MEG 1's guarantee of a grid link makes it attractive

The 400MW MEG 1 offshore wind project in the German North Sea planned by now-insolvent wind developer Windreich remains up for grabs – with investors interested but facing a complex scenario, Recharge understands.

The project is coveted by investors, who are preparing to return to German offshore wind once a reform of the country's Renewable Energies Act (EEG) is passed, bringing clarity over support to the sector.

MEG 1 is especially interesting for investors or operators, as it has a guarantee from transmission system operator TenneT to be connected to the DolWin 1 offshore grid link, which is about to be completed.

Along with finance, grid links are the major bottleneck in the German offshore wind sector.

But in practice, MEG 1 comes with some baggage.

Former Windreich boss Willy Balz late last year told Recharge that a financial close of the project was imminent – but the company instead became insolvent soon afterwards.

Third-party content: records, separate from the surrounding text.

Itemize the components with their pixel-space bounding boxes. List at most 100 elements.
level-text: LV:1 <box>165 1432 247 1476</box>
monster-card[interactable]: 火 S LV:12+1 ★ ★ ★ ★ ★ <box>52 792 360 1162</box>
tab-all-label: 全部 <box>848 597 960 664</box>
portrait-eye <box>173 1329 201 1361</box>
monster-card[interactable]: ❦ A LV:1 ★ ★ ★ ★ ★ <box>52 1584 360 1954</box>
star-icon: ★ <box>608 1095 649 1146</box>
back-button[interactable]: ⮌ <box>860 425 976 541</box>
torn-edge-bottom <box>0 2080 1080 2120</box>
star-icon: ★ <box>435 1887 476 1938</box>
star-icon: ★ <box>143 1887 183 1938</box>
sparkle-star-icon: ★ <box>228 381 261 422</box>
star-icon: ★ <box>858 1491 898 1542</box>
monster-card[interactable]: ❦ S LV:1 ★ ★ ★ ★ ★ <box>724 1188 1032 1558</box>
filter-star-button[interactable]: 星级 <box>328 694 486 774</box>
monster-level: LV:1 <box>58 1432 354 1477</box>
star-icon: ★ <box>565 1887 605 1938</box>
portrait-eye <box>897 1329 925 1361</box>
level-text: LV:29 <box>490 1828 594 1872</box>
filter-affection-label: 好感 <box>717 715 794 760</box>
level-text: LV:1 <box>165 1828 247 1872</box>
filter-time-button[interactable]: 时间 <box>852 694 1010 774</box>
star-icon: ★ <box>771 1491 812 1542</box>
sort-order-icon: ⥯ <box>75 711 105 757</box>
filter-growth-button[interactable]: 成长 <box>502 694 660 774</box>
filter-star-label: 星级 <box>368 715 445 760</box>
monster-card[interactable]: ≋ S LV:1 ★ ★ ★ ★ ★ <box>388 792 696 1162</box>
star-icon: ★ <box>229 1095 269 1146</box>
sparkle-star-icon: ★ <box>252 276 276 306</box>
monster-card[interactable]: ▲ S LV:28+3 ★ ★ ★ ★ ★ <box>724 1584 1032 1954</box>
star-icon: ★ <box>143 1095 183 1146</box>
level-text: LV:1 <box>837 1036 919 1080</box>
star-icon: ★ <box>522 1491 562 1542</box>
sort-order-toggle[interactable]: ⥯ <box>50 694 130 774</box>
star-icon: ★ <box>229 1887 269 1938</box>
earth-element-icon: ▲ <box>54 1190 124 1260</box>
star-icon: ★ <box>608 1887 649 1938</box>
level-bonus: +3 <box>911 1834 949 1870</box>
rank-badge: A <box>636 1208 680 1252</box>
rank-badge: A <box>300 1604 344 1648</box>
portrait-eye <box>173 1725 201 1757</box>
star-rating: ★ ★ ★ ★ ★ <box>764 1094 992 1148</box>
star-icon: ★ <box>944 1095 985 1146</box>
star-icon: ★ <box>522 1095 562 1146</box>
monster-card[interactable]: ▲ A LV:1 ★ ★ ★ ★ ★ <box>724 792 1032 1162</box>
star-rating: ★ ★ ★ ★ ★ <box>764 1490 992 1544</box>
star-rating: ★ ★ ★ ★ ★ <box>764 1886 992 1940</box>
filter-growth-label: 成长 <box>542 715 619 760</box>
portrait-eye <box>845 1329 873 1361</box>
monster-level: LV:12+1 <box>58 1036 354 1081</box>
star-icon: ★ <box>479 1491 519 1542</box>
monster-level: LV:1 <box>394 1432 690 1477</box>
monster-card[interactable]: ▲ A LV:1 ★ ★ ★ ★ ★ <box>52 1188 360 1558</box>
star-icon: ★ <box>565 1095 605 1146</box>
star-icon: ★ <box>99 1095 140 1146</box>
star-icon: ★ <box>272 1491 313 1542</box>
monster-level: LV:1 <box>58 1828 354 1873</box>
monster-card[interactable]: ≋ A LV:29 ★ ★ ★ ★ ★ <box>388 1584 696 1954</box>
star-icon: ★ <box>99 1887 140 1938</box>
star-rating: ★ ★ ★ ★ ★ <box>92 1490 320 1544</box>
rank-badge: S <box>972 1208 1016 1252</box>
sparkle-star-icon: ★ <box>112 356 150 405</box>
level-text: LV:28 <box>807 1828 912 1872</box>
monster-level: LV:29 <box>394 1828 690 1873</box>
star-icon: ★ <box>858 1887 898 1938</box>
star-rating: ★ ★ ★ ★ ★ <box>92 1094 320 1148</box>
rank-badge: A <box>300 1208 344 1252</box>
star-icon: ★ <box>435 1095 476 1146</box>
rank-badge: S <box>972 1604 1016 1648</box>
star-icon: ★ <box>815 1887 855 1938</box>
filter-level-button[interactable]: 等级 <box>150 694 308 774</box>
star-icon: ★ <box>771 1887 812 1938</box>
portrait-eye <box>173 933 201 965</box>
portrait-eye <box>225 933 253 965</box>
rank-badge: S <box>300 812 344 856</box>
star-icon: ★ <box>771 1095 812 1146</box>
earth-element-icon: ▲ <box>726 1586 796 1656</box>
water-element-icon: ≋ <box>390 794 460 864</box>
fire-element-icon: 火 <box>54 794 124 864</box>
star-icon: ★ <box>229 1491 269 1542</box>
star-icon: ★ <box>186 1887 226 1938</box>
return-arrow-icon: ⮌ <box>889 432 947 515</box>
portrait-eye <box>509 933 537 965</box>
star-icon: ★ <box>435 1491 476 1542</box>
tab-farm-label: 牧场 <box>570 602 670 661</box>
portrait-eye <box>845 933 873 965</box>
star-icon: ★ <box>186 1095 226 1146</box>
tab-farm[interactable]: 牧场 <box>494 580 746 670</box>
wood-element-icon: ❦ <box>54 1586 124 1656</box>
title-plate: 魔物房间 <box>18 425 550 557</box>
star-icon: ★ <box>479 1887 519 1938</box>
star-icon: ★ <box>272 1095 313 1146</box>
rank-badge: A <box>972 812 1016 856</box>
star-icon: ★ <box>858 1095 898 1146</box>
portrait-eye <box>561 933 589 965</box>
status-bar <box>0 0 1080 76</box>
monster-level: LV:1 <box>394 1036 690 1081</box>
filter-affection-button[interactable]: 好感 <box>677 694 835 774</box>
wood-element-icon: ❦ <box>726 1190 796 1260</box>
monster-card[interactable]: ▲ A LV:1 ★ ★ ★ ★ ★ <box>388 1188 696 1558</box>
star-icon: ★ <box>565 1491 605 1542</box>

MEG 1 is the key asset in the insolvency process of Windreich, and its sale would increase the chances of creditors of €125m ($170m) in Windreich bonds getting at least some of their investments back.

A German newspaper earlier this month had reported that a sale of the project was imminent.

But that was denied by the insolvency administrator in the case, according to a statement from law firm GRP Rainer Rechstanwälte, which advised creditors.

Windreich in 2011 signed a deal worth €850m ($1.16bn) with Areva for the French company to supply 80 of its 5MW M5000 offshore turbines for the wind park.

One interested investor, with enough funds to secure a financial close for the project, told Recharge that it doesn't want to buy the wind farm in development, as it prefers to use other suppliers and it would be very difficult to get out of the contract.

Officials at the local court in the southern German city of Esslingen responsible for the Windreich insolvency case couldn't immediately be reached when contacted by Recharge early Thursday.